[Python-3000] python-safethread project status

Adam Olsen rhamph at gmail.com
Tue Mar 18 23:22:36 CET 2008


On Tue, Mar 18, 2008 at 4:04 PM, Marcin 'Qrczak' Kowalczyk
<qrczak at knm.org.pl> wrote:
> Dnia 18-03-2008, Wt o godzinie 14:32 -0600, Adam Olsen pisze:
>
>
>  > The finalizer thread blocks until something's been deleted.
>
>  Ok. If this is the only use case, I feel quite safe not having this,
>  because my finalizers are implemented independently (and a finalizer
>  thread is created on demand, which is cheap there).

Essentially, your "spawn a thread to handle this task" function serves
the same purpose.  As I said, I'd likely need to redesign if I had a
thread pool.  The details here aren't too important.

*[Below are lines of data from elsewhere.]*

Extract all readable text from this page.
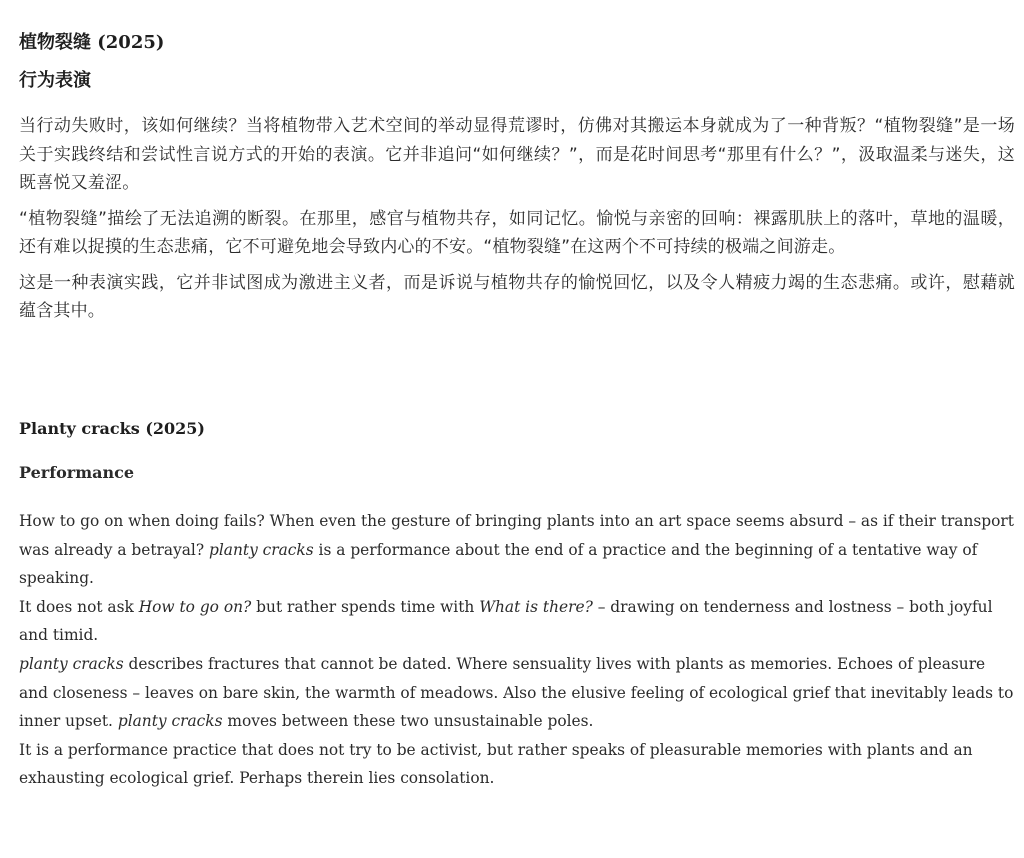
植物裂缝 (2025)
行为表演

当行动失败时，该如何继续？当将植物带入艺术空间的举动显得荒谬时，仿佛对其搬运本身就成为了一种背叛？“植物裂缝”是一场关于实践终结和尝试性言说方式的开始的表演。它并非追问“如何继续？”，而是花时间思考“那里有什么？”，汲取温柔与迷失，这既喜悦又羞涩。

“植物裂缝”描绘了无法追溯的断裂。在那里，感官与植物共存，如同记忆。愉悦与亲密的回响：裸露肌肤上的落叶，草地的温暖，还有难以捉摸的生态悲痛，它不可避免地会导致内心的不安。“植物裂缝”在这两个不可持续的极端之间游走。

这是一种表演实践，它并非试图成为激进主义者，而是诉说与植物共存的愉悦回忆，以及令人精疲力竭的生态悲痛。或许，慰藉就蕴含其中。

Planty cracks (2025)
Performance

How to go on when doing fails? When even the gesture of bringing plants into an art space seems absurd – as if their transport was already a betrayal? planty cracks is a performance about the end of a practice and the beginning of a tentative way of speaking.

It does not ask How to go on? but rather spends time with What is there? – drawing on tenderness and lostness – both joyful and timid.

planty cracks describes fractures that cannot be dated. Where sensuality lives with plants as memories. Echoes of pleasure and closeness – leaves on bare skin, the warmth of meadows. Also the elusive feeling of ecological grief that inevitably leads to inner upset. planty cracks moves between these two unsustainable poles.

It is a performance practice that does not try to be activist, but rather speaks of pleasurable memories with plants and an exhausting ecological grief. Perhaps therein lies consolation.
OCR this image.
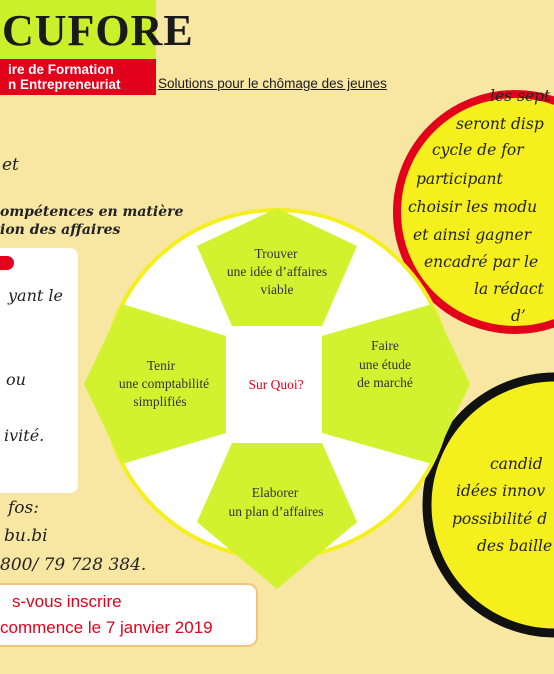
CUFORE
ire de Formation
n Entrepreneuriat	Solutions pour le chômage des jeunes
et
ompétences en matière
ion des affaires
yant le
ou
ivité.
fos:
bu.bi
800/ 79 728 384.
s-vous inscrire
commence le 7 janvier 2019
les sept
seront disp
cycle de for
participant
choisir les modu
et ainsi gagner
encadré par le
la rédact
d’
candid
idées innov
possibilité d
des baille
Sur Quoi?
Trouver
une idée d’affaires
viable
Faire
une étude
de marché
Elaborer
un plan d’affaires
Tenir
une comptabilité
simplifiés
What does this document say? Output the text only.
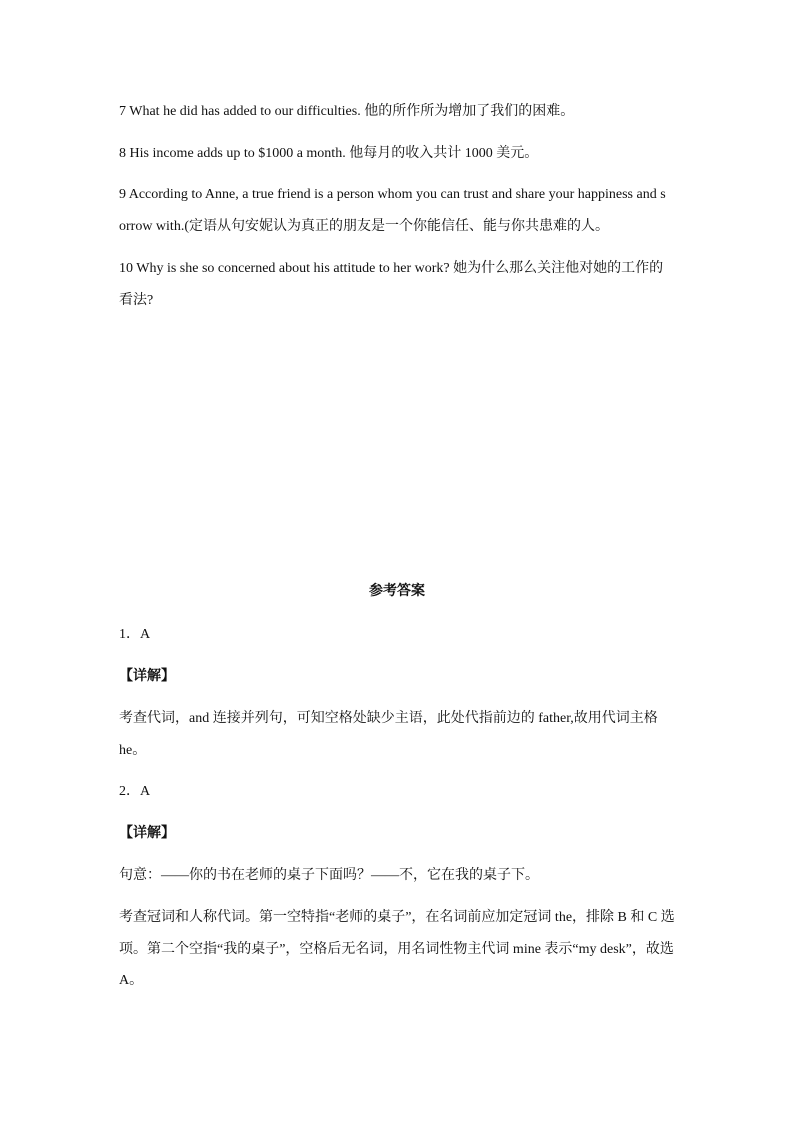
7 What he did has added to our difficulties. 他的所作所为增加了我们的困难。
8 His income adds up to $1000 a month. 他每月的收入共计 1000 美元。
9 According to Anne, a true friend is a person whom you can trust and share your happiness and s
orrow with.(定语从句安妮认为真正的朋友是一个你能信任、能与你共患难的人。
10 Why is she so concerned about his attitude to her work? 她为什么那么关注他对她的工作的
看法?
参考答案
1．A
【详解】
考查代词，and 连接并列句，可知空格处缺少主语，此处代指前边的 father,故用代词主格
he。
2．A
【详解】
句意：——你的书在老师的桌子下面吗？——不，它在我的桌子下。
考查冠词和人称代词。第一空特指“老师的桌子”，在名词前应加定冠词 the，排除 B 和 C 选
项。第二个空指“我的桌子”，空格后无名词，用名词性物主代词 mine 表示“my desk”，故选
A。
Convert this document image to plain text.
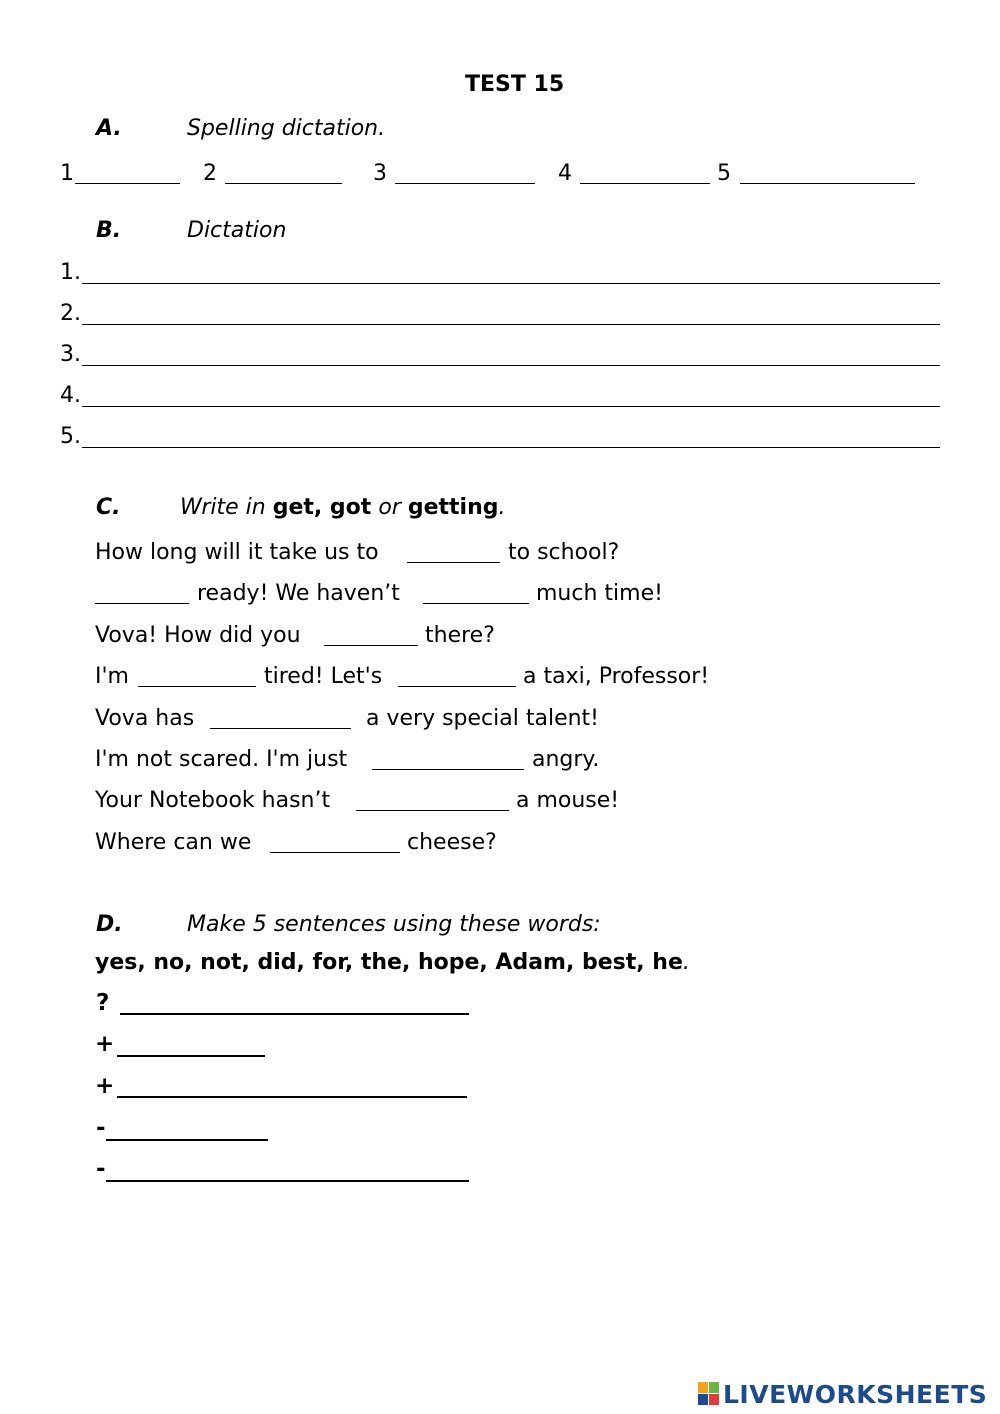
TEST 15
A.	Spelling dictation.
1	2	3	4	5
B.	Dictation
1.
2.
3.
4.
5.
C.	Write in get, got or getting.
How long will it take us to	to school?
ready! We haven’t	much time!
Vova! How did you	there?
I'm	tired! Let's	a taxi, Professor!
Vova has	a very special talent!
I'm not scared. I'm just	angry.
Your Notebook hasn’t	a mouse!
Where can we	cheese?
D.	Make 5 sentences using these words:
yes, no, not, did, for, the, hope, Adam, best, he.
?
+
+
-
-
LIVEWORKSHEETS
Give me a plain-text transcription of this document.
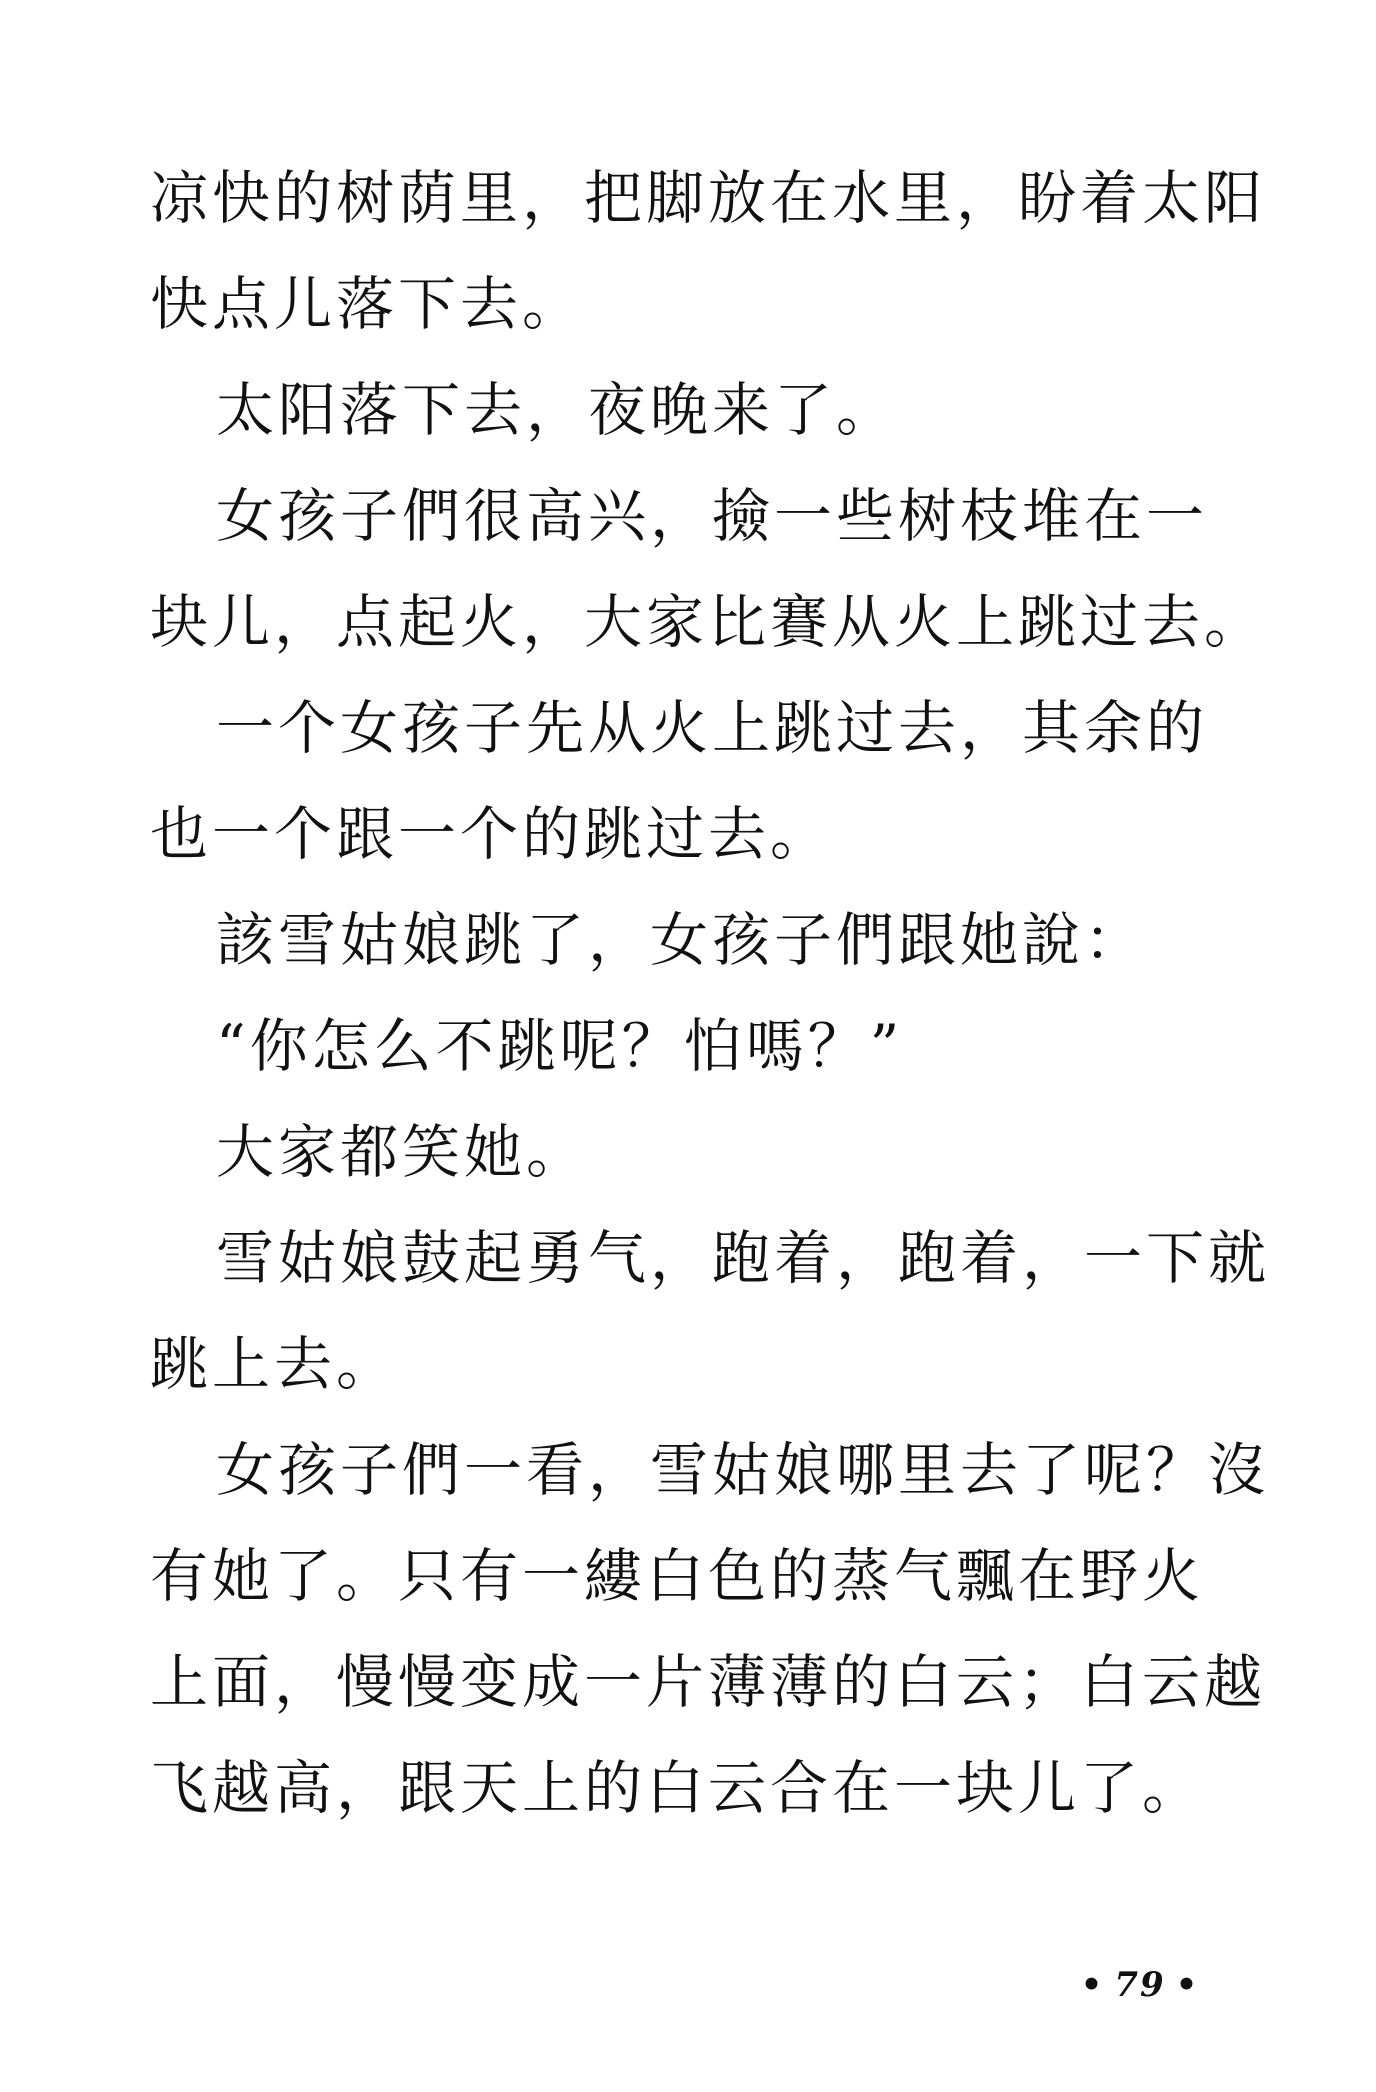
凉快的树荫里，把脚放在水里，盼着太阳
快点儿落下去。
太阳落下去，夜晚来了。
女孩子們很高兴，撿一些树枝堆在一
块儿，点起火，大家比賽从火上跳过去。
一个女孩子先从火上跳过去，其余的
也一个跟一个的跳过去。
該雪姑娘跳了，女孩子們跟她說：
“你怎么不跳呢？怕嗎？”
大家都笑她。
雪姑娘鼓起勇气，跑着，跑着，一下就
跳上去。
女孩子們一看，雪姑娘哪里去了呢？沒
有她了。只有一縷白色的蒸气飄在野火
上面，慢慢变成一片薄薄的白云；白云越
飞越高，跟天上的白云合在一块儿了。
• 79 •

>  > I think deferred is a vastly better default.  To translate for
>  > everybody else, deferred in this context means "set a flag that I/O
>  > functions can check".  It means you'll only get a Cancelled exception
>  > at documented points.
>
>  Well, if ^C uses the same mechanism, which is the case in my language,
>  then this means that ^C can only interrupt I/O, or synchronization with
>  other threads, or sleep, but not a long pure computation.
>
>  The choice of the default blocking state depends on the programming
>  style. The more shared data is mutated, the more tempting is to default
>  to deferred interrupts. The more functional style is, the safer are
>  asynchronous interrupts. Also defaulting to asynchronous interrupts
>  needs various language functions and constructs to block interrupts
>  implicitly, so code does not have to deal with interrupts all the time.
>  I agree that defaulting to asynchronous interrupts is risky, and might
>  be too demanding from library authors.

I'd tend to assume only *purely* functional languages should have
asynchronous interrupts.  Any imperative language with them is
suspect.

Search for info on java's deprecated Thread.stop() if you're not
already familiar with the problems it has.


>  In reality whether a particular interrupt is safe to be processed
>  could depend on the kind of interrupt (e.g. even if a locally handled
>  interrupt should be blocked to avoid corrupting a data structure,
>  an interrupt which exits the whole program would be safe since the data
>  structure is dead then anyway). I have not considered such design in a
>  programming language. Looks too complex for its benefits.

In my case interrupt/cancellation raises an exception.  Doing so
asynchronously could have any manor of bad effects, effectively
eliminating the ability shut down gracefully.  If I wanted that I'd
just kill it from C (_exit(), abort(), SIGKILL, etc.)


>  > In contrast, asynchronous may raise an exception at totally arbitrary
>  > points.  Maybe in the finally portion of a try/finally block,
>
>  No, because my language blocks interrupts automatically there :-)
>
>  They are also blocked e.g. when a mutex is locked, or when a module is
>  being imported.

You mean the *entire* time a mutex is held?  That wouldn't work for
monitors, as they expect to hold their lock for extended periods of
time.

In fact, there's some implicit MonitorSpace's who's locks are very
likely to be held for the entire run of the program.